Williams believes this problem will resolve as the era of cheap debt comes to an end and the relative advantages of raising capital from equity markets increase. He adds: “It has not just been a UK phenomenon. The US market has been exceptionally buoyant and has also seen a shrinkage in the number of companies. It’s been about the cost of debt being very cheap. Private equity has had advantages. Lots of companies have chosen that as a route to raise capital.” His view is that the number of quoted companies in the UK could double in the next 10 years.

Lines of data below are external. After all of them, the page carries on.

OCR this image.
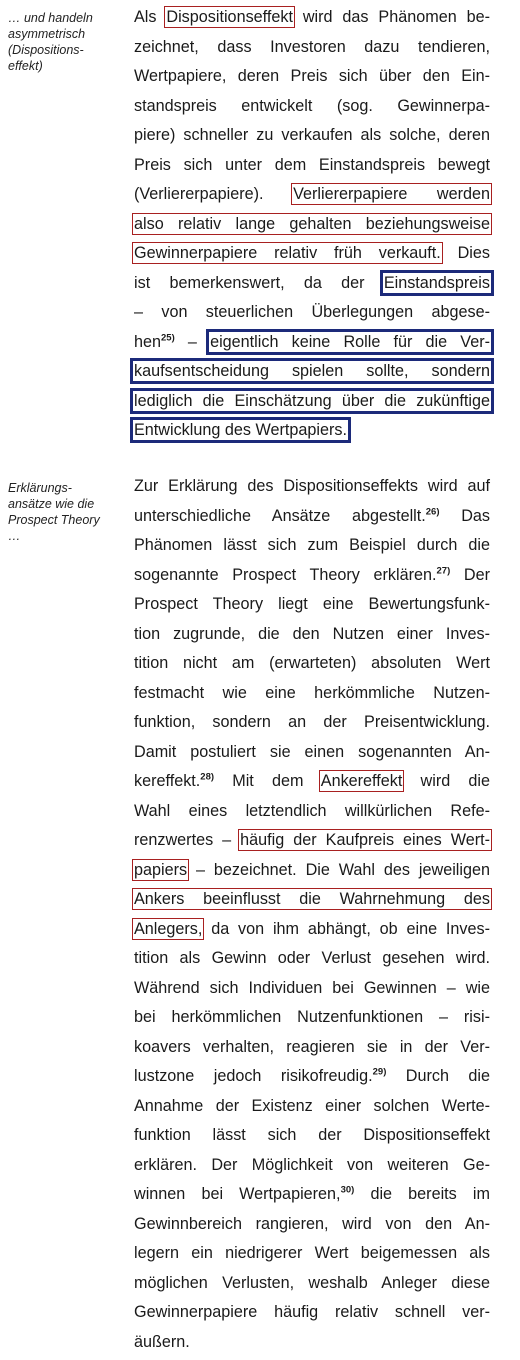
… und handeln asymmetrisch (Dispositions-effekt)
Erklärungs-ansätze wie die Prospect Theory …
Als Dispositionseffekt wird das Phänomen be-
zeichnet, dass Investoren dazu tendieren,
Wertpapiere, deren Preis sich über den Ein-
standspreis entwickelt (sog. Gewinnerpa-
piere) schneller zu verkaufen als solche, deren
Preis sich unter dem Einstandspreis bewegt
(Verliererpapiere). Verliererpapiere werden
also relativ lange gehalten beziehungsweise
Gewinnerpapiere relativ früh verkauft. Dies
ist bemerkenswert, da der Einstandspreis
– von steuerlichen Überlegungen abgese-
hen$^{25)}$ – eigentlich keine Rolle für die Ver-
kaufsentscheidung spielen sollte, sondern
lediglich die Einschätzung über die zukünftige
Entwicklung des Wertpapiers.
Zur Erklärung des Dispositionseffekts wird auf
unterschiedliche Ansätze abgestellt.$^{26)}$ Das
Phänomen lässt sich zum Beispiel durch die
sogenannte Prospect Theory erklären.$^{27)}$ Der
Prospect Theory liegt eine Bewertungsfunk-
tion zugrunde, die den Nutzen einer Inves-
tition nicht am (erwarteten) absoluten Wert
festmacht wie eine herkömmliche Nutzen-
funktion, sondern an der Preisentwicklung.
Damit postuliert sie einen sogenannten An-
kereffekt.$^{28)}$ Mit dem Ankereffekt wird die
Wahl eines letztendlich willkürlichen Refe-
renzwertes – häufig der Kaufpreis eines Wert-
papiers – bezeichnet. Die Wahl des jeweiligen
Ankers beeinflusst die Wahrnehmung des
Anlegers, da von ihm abhängt, ob eine Inves-
tition als Gewinn oder Verlust gesehen wird.
Während sich Individuen bei Gewinnen – wie
bei herkömmlichen Nutzenfunktionen – risi-
koavers verhalten, reagieren sie in der Ver-
lustzone jedoch risikofreudig.$^{29)}$ Durch die
Annahme der Existenz einer solchen Werte-
funktion lässt sich der Dispositionseffekt
erklären. Der Möglichkeit von weiteren Ge-
winnen bei Wertpapieren,$^{30)}$ die bereits im
Gewinnbereich rangieren, wird von den An-
legern ein niedrigerer Wert beigemessen als
möglichen Verlusten, weshalb Anleger diese
Gewinnerpapiere häufig relativ schnell ver-
äußern.
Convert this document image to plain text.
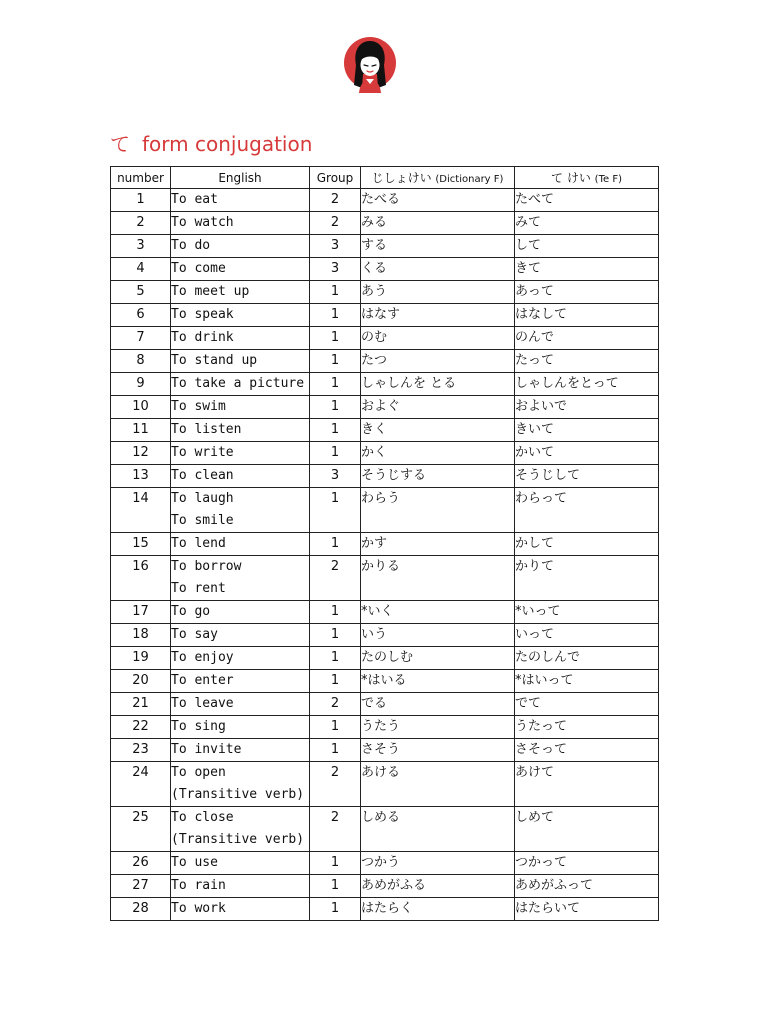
て form conjugation
number	English	Group	じしょけい (Dictionary F)	て けい (Te F)
1	To eat	2	たべる	たべて
2	To watch	2	みる	みて
3	To do	3	する	して
4	To come	3	くる	きて
5	To meet up	1	あう	あって
6	To speak	1	はなす	はなして
7	To drink	1	のむ	のんで
8	To stand up	1	たつ	たって
9	To take a picture	1	しゃしんを とる	しゃしんをとって
10	To swim	1	およぐ	およいで
11	To listen	1	きく	きいて
12	To write	1	かく	かいて
13	To clean	3	そうじする	そうじして
14	To laugh
To smile	1	わらう	わらって
15	To lend	1	かす	かして
16	To borrow
To rent	2	かりる	かりて
17	To go	1	*いく	*いって
18	To say	1	いう	いって
19	To enjoy	1	たのしむ	たのしんで
20	To enter	1	*はいる	*はいって
21	To leave	2	でる	でて
22	To sing	1	うたう	うたって
23	To invite	1	さそう	さそって
24	To open
(Transitive verb)	2	あける	あけて
25	To close
(Transitive verb)	2	しめる	しめて
26	To use	1	つかう	つかって
27	To rain	1	あめがふる	あめがふって
28	To work	1	はたらく	はたらいて
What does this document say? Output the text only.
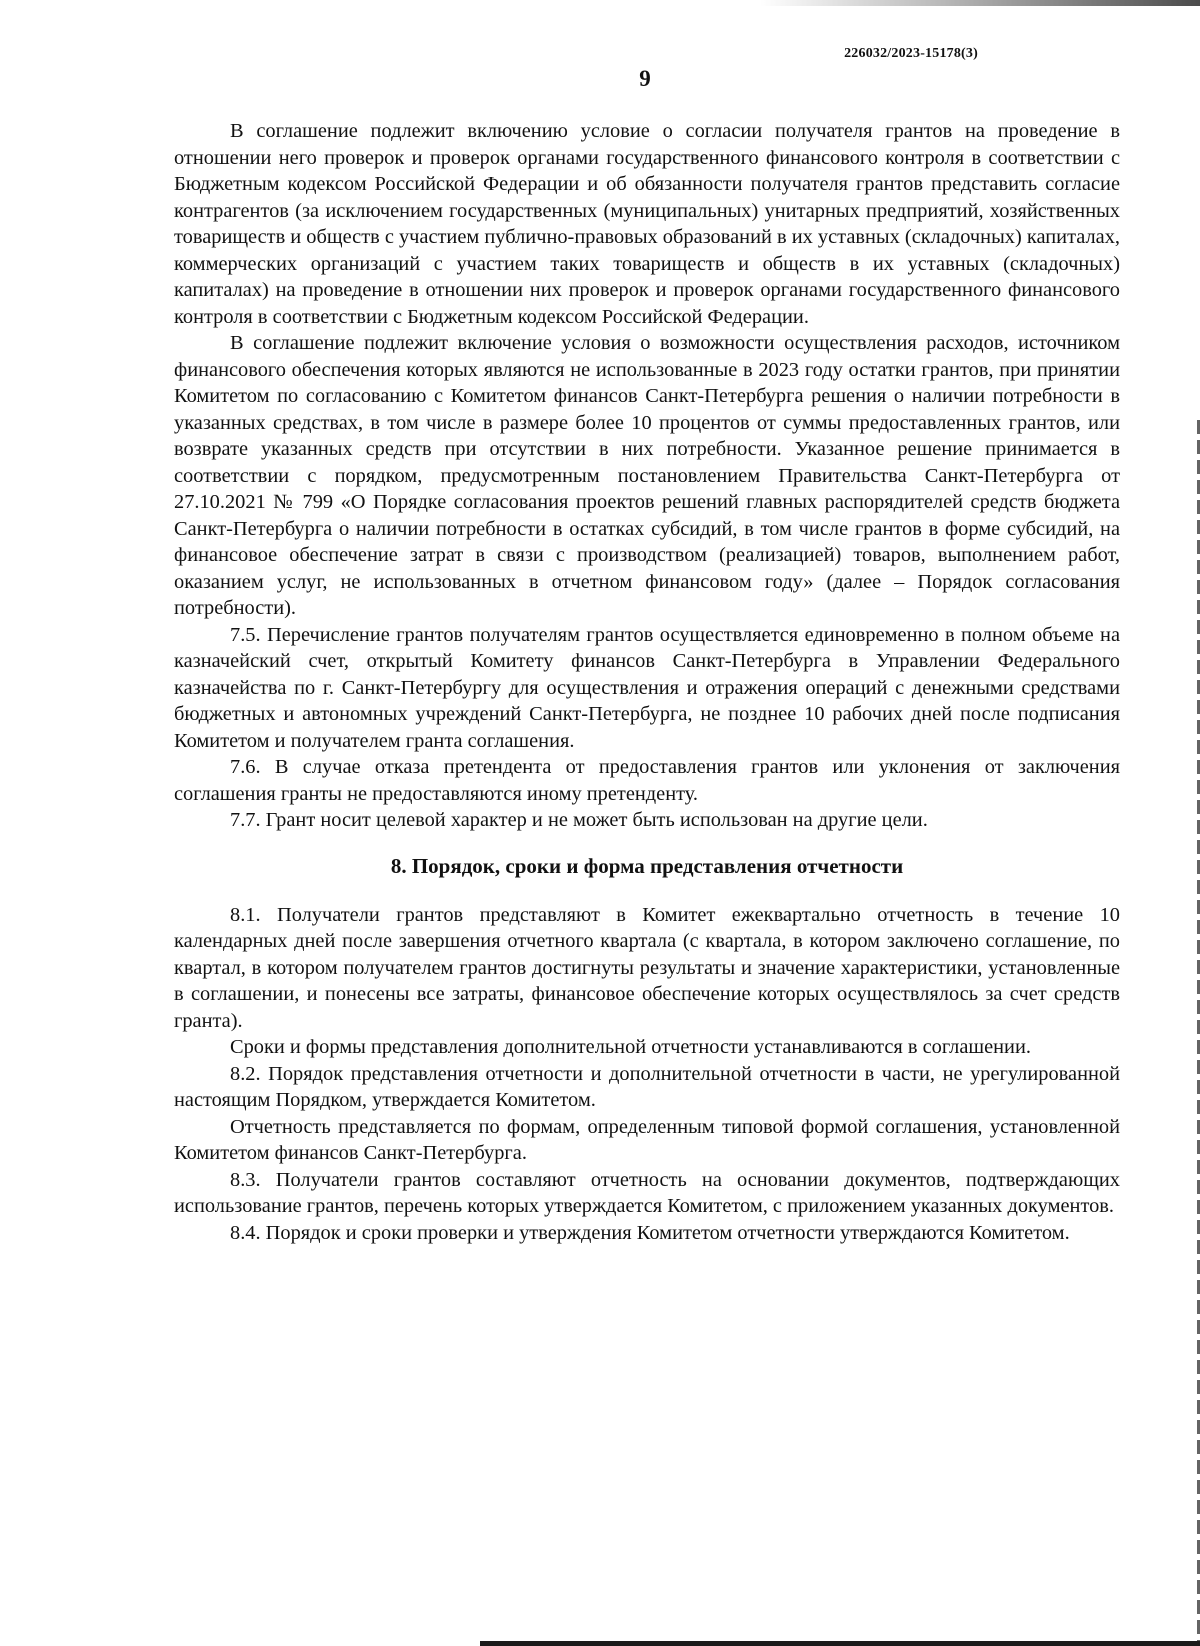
226032/2023-15178(3)
9

В соглашение подлежит включению условие о согласии получателя грантов на проведение в отношении него проверок и проверок органами государственного финансового контроля в соответствии с Бюджетным кодексом Российской Федерации и об обязанности получателя грантов представить согласие контрагентов (за исключением государственных (муниципальных) унитарных предприятий, хозяйственных товариществ и обществ с участием публично-правовых образований в их уставных (складочных) капиталах, коммерческих организаций с участием таких товариществ и обществ в их уставных (складочных) капиталах) на проведение в отношении них проверок и проверок органами государственного финансового контроля в соответствии с Бюджетным кодексом Российской Федерации.

В соглашение подлежит включение условия о возможности осуществления расходов, источником финансового обеспечения которых являются не использованные в 2023 году остатки грантов, при принятии Комитетом по согласованию с Комитетом финансов Санкт-Петербурга решения о наличии потребности в указанных средствах, в том числе в размере более 10 процентов от суммы предоставленных грантов, или возврате указанных средств при отсутствии в них потребности. Указанное решение принимается в соответствии с порядком, предусмотренным постановлением Правительства Санкт-Петербурга от 27.10.2021 № 799 «О Порядке согласования проектов решений главных распорядителей средств бюджета Санкт-Петербурга о наличии потребности в остатках субсидий, в том числе грантов в форме субсидий, на финансовое обеспечение затрат в связи с производством (реализацией) товаров, выполнением работ, оказанием услуг, не использованных в отчетном финансовом году» (далее – Порядок согласования потребности).

7.5. Перечисление грантов получателям грантов осуществляется единовременно в полном объеме на казначейский счет, открытый Комитету финансов Санкт-Петербурга в Управлении Федерального казначейства по г. Санкт-Петербургу для осуществления и отражения операций с денежными средствами бюджетных и автономных учреждений Санкт-Петербурга, не позднее 10 рабочих дней после подписания Комитетом и получателем гранта соглашения.

7.6. В случае отказа претендента от предоставления грантов или уклонения от заключения соглашения гранты не предоставляются иному претенденту.

7.7. Грант носит целевой характер и не может быть использован на другие цели.

8. Порядок, сроки и форма представления отчетности

8.1. Получатели грантов представляют в Комитет ежеквартально отчетность в течение 10 календарных дней после завершения отчетного квартала (с квартала, в котором заключено соглашение, по квартал, в котором получателем грантов достигнуты результаты и значение характеристики, установленные в соглашении, и понесены все затраты, финансовое обеспечение которых осуществлялось за счет средств гранта).

Сроки и формы представления дополнительной отчетности устанавливаются в соглашении.

8.2. Порядок представления отчетности и дополнительной отчетности в части, не урегулированной настоящим Порядком, утверждается Комитетом.

Отчетность представляется по формам, определенным типовой формой соглашения, установленной Комитетом финансов Санкт-Петербурга.

8.3. Получатели грантов составляют отчетность на основании документов, подтверждающих использование грантов, перечень которых утверждается Комитетом, с приложением указанных документов.

8.4. Порядок и сроки проверки и утверждения Комитетом отчетности утверждаются Комитетом.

However, in the meantime, a reversal of the outflows that have weighed on the UK market would be welcome. There are no signs of this in the current Investment Association data, but there are anecdotal reports of increasing interest in the UK market. The most recent Bank of America Global Fund Manager survey, for example, showed investor sentiment improving for the UK.
Farmbrough says that the UK doesn’t necessarily need inflows to perform well. She adds: “There's been a pick-up in M&A and activism with a bid for Hargreaves and activist shareholders taking stakes in Rentokil and Smith and Nephew, for example. There has also been a pick up in retail trading volumes.”
Williams says that it would only take a small reversal for UK equities to start performing well. He adds: “Lots of companies are doing buybacks and they are now overwhelming local sellers. International investors are starting to look again. If we saw local investors selling a little less, the UK market would go up even faster. There could be significant upside to come.”